7.5.1 Filebeat container still creating "Standalone Cluster"

I am automating deployment of a ELK stack on Docker, and having issues getting the Elasticsearch logs to appear in the Kibana monitoring.

I was having an issue that using "monitoring." rules would create a "Standalone Cluster" in the Monitoring UI screen. Following suggestions on Filebeat creates a "Standalone Cluster" in Kibana Monitoring, I changed my config to use "xpack.monitoring.", and now get the Filebeat beat to appear in the UI, but it is not sending logs.

I have two questions:

  1. The pull request notes that the "monitoring.*" formatting should have been fixed in 7.5.0, but we are still needing to use "xpack.monitoring". Is this still expected?
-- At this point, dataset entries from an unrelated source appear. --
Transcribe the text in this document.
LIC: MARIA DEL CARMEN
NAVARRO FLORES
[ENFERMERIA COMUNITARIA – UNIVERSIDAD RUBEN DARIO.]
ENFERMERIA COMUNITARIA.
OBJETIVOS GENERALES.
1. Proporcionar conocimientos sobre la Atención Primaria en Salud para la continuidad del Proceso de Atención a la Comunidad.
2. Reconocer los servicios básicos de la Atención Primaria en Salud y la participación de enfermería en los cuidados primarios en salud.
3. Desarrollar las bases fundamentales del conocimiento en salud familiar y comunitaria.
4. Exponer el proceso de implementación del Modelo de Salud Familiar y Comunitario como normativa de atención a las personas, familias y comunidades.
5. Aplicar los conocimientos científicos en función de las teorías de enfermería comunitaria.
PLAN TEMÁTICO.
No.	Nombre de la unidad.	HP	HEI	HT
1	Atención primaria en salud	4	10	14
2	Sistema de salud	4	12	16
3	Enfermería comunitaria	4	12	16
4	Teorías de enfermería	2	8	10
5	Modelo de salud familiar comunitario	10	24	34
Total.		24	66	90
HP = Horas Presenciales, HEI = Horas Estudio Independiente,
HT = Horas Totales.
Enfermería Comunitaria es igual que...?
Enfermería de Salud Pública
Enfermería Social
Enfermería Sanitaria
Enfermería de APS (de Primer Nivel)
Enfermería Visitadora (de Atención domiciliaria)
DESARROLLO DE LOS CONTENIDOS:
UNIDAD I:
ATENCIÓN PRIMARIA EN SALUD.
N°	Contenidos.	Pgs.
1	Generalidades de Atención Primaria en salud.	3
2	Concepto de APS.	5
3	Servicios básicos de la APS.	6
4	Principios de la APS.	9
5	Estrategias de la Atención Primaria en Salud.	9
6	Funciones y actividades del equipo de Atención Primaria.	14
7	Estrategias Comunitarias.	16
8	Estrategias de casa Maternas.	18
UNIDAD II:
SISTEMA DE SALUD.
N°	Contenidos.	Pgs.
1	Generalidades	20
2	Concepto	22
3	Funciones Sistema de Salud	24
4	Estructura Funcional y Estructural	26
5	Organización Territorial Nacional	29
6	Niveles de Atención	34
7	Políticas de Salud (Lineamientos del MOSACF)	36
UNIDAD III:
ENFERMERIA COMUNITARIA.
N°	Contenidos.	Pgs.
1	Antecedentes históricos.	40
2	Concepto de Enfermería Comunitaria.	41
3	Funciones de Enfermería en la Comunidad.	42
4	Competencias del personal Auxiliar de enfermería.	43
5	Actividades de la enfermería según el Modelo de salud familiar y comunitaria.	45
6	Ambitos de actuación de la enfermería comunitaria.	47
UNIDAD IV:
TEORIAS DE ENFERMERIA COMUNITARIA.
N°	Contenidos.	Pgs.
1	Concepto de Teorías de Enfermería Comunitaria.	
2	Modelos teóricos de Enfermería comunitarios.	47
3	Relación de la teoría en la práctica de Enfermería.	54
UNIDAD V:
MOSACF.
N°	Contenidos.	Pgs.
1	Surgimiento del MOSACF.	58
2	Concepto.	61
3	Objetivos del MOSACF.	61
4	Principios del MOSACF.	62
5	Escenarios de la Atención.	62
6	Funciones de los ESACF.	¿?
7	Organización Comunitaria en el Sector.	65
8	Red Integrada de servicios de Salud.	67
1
  2. In addition to configuring the autodiscover in the config (see below), and adding the "co.elastic.logs/enabled" label to my containers, is there additional config required to get the Elasticsearch logs to appear in the Monitoring UI?


    filebeat.config:
    modules:
    path: ${path.config}/modules.d/*.yml
    reload.enabled: false

    filebeat.autodiscover:
    providers:
    - type: docker
    hints.enabled: true
    hints.default_config:
    type: container
    paths:
    - /var/lib/docker/containers//.log

    processors:

    • add_docker_metadata: ~

    output.elasticsearch:
    hosts: [ "http://elasticsearch_1:9200" ]
    username: beats_system
    password: "{{ vault_es_password_beats_system }}"

    setup.kibana:

    host: [ "http://kibana:5601" ]

    username: elastic

    password: "{{ vault_es_password_elastic }}"

    xpack.monitoring:
    enabled: true
    elasticsearch:

You can't use both. xpack.monitoring.* settings are used when sending monitoring data through the production cluster which forwards it along to the monitoring cluster. In this setup, the production ES cluster needs to have configured monitoring exporters to know where to send the monitoring data. The production cluster does a little more than just forward the data - it actually appends some data, including its own cluster_uuid. This enables the Stack Monitoring UI to know which cluster to associate this monitoring data with.

monitoring.* settings are used when sending monitoring data to the monitoring cluster directly. However, because it's not routing through the production cluster, it does not know which cluster to associate with this monitoring data. There are two ways in which the beat can know which cluster_uuid to use:

  1. It uses the one from the monitoring.cluster_uuid
  2. It uses the one from the configured output

If monitoring.cluster_uuid is specified, it doesn't matter which output is configured - it will always use monitoring.cluster_uuid.

My best guess from your config is it looks like you are using unstructured logs:

You need to use the .json logs for the logs to show up in the Stack Monitoring UI. We actually just merged in code that will tell you about this problem -> [Monitoring] Logs UI in stack monitoring doesn't handle unstructured logs · Issue #53298 · elastic/kibana · GitHub

Hi Chris,

Thank you for the clarification on xpack.monitoring vs monitoring.

This specific filebeat instance is just meant to capture my ELK stack's own docker container logs on a single ELK container host. This host hosts a Elasticsearch x3 cluster, Logstash x1, Kibana x1, and Filebeat x1.

The only JSON files I see in the traditional docker log location '/var/lib/docker/containers/' are 'config.v2.json' and hostconfig.json for each container.

Do the official images not log (using the default docker-json driver) to this location on purpose? Running 'docker inspect ', I see that no LogPath is set..

Would I be able to use the paths.logs to set a path to a log dir?

I tried to grab the logs from Stdout/Error using something like

filebeat.inputs
 - type: container
   stream: all

But I am unsure what the path should be.